Para a terapeuta psicanalista Samiza Soares, a pressão social e familiar pode ser intensa para quem decide adiar a maternidade, e o conhecimento de si mesmo se torna essencial.
“Muitas mulheres, mesmo sendo bem resolvidas, se sentem pressionadas. Apesar das conquistas, a ausência da maternidade ainda é vista por alguns como um vazio. É preciso estar bem internamente. Esse equilíbrio faz toda a diferença, com ou sem gravidez”, afirmou a terapeuta.
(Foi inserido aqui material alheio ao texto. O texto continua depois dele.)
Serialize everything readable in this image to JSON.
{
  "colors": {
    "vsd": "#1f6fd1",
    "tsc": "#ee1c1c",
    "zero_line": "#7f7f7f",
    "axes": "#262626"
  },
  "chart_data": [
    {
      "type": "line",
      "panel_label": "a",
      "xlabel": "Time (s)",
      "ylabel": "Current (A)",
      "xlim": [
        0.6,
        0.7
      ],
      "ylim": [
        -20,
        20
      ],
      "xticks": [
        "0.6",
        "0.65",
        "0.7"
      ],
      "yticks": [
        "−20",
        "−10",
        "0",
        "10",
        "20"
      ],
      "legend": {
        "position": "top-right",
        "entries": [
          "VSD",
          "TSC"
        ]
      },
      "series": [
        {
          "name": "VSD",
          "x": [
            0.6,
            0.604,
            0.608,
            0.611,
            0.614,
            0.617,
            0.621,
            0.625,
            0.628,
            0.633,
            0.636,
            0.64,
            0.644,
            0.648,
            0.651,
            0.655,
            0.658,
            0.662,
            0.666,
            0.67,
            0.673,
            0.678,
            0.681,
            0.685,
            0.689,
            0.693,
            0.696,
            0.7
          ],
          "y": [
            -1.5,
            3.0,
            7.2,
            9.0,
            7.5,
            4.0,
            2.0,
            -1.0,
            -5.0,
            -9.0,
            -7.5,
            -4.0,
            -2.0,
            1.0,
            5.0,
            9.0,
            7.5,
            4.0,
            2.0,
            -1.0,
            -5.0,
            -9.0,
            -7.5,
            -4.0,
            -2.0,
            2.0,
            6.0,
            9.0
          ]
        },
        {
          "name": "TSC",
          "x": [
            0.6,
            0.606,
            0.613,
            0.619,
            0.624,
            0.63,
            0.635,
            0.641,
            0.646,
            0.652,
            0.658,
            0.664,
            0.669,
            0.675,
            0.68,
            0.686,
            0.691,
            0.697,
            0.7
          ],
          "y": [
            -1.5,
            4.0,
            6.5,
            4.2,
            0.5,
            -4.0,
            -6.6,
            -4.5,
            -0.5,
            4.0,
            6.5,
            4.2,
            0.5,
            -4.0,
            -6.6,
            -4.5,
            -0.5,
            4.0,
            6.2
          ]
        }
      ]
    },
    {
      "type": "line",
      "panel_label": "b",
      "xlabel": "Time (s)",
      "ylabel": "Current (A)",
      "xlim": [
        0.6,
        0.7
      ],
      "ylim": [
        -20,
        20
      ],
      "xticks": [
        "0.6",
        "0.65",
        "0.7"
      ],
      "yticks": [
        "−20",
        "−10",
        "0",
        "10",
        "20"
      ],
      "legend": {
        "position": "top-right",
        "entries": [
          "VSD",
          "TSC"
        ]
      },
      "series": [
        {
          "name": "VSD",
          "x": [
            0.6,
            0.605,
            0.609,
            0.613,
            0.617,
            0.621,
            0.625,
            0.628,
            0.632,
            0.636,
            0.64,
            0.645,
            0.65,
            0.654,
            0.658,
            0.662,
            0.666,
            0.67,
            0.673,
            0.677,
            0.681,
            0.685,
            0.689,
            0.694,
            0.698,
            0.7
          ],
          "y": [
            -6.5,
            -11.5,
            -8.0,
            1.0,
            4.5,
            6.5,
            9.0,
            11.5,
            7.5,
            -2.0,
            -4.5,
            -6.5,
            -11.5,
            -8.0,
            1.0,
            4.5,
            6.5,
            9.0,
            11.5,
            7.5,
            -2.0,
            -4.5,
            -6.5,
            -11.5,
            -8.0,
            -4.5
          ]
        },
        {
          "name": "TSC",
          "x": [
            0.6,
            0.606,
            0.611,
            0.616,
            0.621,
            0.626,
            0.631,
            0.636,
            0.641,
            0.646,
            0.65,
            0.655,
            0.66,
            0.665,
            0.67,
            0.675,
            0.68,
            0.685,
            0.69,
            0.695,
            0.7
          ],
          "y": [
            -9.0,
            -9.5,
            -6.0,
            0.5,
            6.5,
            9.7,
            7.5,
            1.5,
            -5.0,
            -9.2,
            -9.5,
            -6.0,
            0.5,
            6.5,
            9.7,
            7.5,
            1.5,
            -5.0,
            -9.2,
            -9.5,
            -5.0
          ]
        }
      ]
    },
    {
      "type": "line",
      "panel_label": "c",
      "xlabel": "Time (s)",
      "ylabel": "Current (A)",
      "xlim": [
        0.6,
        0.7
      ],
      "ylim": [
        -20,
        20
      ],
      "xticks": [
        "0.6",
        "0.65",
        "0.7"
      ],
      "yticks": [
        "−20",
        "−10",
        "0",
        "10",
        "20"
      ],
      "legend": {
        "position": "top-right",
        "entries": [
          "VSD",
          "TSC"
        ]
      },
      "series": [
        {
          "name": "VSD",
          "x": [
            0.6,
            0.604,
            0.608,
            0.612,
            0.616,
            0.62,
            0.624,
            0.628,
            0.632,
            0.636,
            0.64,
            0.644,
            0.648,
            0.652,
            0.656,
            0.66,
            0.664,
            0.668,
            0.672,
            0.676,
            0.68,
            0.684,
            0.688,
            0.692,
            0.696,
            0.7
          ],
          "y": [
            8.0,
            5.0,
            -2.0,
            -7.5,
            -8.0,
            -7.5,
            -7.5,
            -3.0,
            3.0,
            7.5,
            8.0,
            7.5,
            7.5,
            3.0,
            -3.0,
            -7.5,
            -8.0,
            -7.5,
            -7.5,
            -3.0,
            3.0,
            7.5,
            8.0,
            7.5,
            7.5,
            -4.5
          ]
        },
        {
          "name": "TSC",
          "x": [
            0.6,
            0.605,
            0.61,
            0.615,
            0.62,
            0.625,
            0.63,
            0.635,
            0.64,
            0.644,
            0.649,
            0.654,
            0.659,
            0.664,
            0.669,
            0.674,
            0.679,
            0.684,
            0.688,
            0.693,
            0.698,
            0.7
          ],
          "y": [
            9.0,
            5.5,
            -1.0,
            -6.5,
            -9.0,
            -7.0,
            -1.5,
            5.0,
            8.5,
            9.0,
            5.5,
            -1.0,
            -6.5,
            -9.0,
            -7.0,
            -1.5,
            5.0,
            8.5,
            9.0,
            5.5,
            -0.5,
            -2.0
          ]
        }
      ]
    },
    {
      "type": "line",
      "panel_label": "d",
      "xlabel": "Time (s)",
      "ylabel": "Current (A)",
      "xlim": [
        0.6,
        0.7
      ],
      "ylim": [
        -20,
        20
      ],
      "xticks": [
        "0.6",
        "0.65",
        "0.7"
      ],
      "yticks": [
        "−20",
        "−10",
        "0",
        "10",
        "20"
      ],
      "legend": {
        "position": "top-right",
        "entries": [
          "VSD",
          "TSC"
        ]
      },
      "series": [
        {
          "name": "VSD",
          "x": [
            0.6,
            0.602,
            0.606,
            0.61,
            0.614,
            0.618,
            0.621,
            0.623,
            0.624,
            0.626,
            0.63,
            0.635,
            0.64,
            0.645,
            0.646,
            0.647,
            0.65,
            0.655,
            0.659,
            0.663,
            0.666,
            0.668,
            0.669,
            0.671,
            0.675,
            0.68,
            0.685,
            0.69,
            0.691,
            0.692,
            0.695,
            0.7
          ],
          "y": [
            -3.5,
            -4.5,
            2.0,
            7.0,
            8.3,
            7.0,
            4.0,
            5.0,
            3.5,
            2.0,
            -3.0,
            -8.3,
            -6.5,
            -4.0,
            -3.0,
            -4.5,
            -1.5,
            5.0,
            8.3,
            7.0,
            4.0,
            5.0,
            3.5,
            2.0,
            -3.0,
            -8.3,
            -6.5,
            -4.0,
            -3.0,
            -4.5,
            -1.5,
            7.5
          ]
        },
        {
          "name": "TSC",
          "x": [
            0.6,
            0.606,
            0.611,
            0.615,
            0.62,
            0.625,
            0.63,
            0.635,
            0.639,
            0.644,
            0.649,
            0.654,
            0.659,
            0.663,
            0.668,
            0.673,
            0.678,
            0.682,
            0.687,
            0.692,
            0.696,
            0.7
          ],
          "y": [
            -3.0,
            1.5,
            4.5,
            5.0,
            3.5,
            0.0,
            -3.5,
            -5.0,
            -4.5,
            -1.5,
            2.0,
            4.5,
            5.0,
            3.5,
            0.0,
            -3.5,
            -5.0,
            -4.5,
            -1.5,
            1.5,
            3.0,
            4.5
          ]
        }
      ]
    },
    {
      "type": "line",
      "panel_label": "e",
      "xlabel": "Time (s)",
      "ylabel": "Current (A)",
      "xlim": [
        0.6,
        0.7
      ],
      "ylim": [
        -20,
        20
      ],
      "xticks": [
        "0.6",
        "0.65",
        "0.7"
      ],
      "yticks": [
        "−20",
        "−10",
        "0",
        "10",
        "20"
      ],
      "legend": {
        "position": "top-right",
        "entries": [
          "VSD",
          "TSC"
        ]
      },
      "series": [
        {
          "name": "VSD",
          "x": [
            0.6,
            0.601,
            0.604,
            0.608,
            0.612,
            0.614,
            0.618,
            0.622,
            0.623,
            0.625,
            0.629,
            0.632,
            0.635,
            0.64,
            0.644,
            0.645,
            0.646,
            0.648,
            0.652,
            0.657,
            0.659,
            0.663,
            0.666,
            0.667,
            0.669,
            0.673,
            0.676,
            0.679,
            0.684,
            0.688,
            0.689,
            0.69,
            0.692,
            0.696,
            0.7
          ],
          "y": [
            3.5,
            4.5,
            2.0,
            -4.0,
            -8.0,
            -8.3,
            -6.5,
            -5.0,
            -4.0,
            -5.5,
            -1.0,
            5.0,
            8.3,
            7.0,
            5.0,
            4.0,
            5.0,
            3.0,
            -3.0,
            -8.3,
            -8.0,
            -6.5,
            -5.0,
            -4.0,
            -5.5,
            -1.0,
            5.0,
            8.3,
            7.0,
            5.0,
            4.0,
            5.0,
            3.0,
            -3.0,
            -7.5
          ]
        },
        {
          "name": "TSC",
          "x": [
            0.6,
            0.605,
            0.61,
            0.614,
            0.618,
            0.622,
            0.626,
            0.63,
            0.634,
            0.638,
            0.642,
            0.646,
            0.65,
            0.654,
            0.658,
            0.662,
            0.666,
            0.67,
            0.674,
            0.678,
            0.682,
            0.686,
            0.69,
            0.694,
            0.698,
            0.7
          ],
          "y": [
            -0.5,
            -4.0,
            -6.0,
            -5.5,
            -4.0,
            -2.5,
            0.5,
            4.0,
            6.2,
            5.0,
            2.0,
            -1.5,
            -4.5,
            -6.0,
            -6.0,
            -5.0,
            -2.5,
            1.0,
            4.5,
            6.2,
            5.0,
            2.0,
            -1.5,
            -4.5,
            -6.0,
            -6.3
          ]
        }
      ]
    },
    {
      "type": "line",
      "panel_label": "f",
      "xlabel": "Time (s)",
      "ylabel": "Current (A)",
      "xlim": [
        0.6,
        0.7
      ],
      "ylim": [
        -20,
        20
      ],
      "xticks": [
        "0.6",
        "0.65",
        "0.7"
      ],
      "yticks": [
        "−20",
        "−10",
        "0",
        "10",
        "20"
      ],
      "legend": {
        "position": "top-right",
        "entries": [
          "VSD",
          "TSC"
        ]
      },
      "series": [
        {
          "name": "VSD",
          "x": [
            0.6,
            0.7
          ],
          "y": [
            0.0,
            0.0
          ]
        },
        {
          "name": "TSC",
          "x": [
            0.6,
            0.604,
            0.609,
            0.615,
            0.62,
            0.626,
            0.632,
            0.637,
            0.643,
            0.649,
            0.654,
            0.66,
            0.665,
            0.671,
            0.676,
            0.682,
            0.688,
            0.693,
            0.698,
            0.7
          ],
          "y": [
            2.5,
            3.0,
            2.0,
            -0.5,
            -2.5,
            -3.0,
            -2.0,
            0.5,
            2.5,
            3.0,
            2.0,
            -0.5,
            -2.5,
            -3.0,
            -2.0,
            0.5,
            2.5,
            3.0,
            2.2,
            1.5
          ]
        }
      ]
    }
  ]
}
Mariana aconselha outras mulheres que desejam ser mães após os 40 a evitarem idealizações e encararem a maternidade com consciência.
“Você precisa ter certeza do que quer, estar preparada para aquele momento, seja com 25, 30 ou 40 anos. Sim, é mais difícil com a idade, mas não é impossível. Eu sou prova disso. José Augusto chegou no melhor momento da minha vida”, declarou a jornalista.

Decisão consciente
Segundo Samiza, as mulheres que escolhem engravidar mais tarde podem enfrentar sentimentos complexos, como ansiedade, medo, culpa e dúvidas relacionadas ao tempo e à saúde. Por isso, o processo deve ser consciente e bem trabalhado emocionalmente.
“Essa escolha vem carregada de sentimentos. Tem maturidade, mas também preocupações com saúde e energia para acompanhar o filho. A mulher precisa se libertar da ideia de que tem que seguir normas impostas pela sociedade, porque isso também gera angústia, mesmo quando há paz na decisão tomada”, disse a terapeuta.
Ela ainda enfatiza a importância da preparação emocional antes da gravidez.
“Convido essas mulheres a se ouvirem com profundidade. Perguntem a si mesmas: por que quero ser mãe agora? O que espero dessa experiência? Quais os meus medos e expectativas?’. Escrevam, reflitam. Trabalhar a autocompaixão é essencial, porque a maternidade transforma tudo”, completou ela.
Mudança no perfil da maternidade na região Norte
Segundo dados do Instituto Brasileiro de Geografia e Estatística (IBGE), com base no Censo Demográfico de 2022, o comportamento reprodutivo das mulheres brasileiras tem passado por mudanças significativas, principalmente na região Norte.
Um dos destaques é o adiamento da maternidade. A idade média das mães passou de 25 anos em 2000 para 27 anos em 2020, com projeção de alcançar entre 31 e 35 anos até 2070, uma tendência de postergação da maternidade em todo o país.
Apesar de a região Norte ainda apresentar a maior taxa de fecundidade do Brasil em 2022 (1,83 filho por mulher), acompanha o movimento nacional de queda contínua. Segundo o IBGE, isso se deve à urbanização, maior acesso à educação, inserção da mulher no mercado de trabalho e mais opções de métodos contraceptivos.

Essas transformações indicam que as mulheres nortistas também estão priorizando outros projetos de vida antes da maternidade.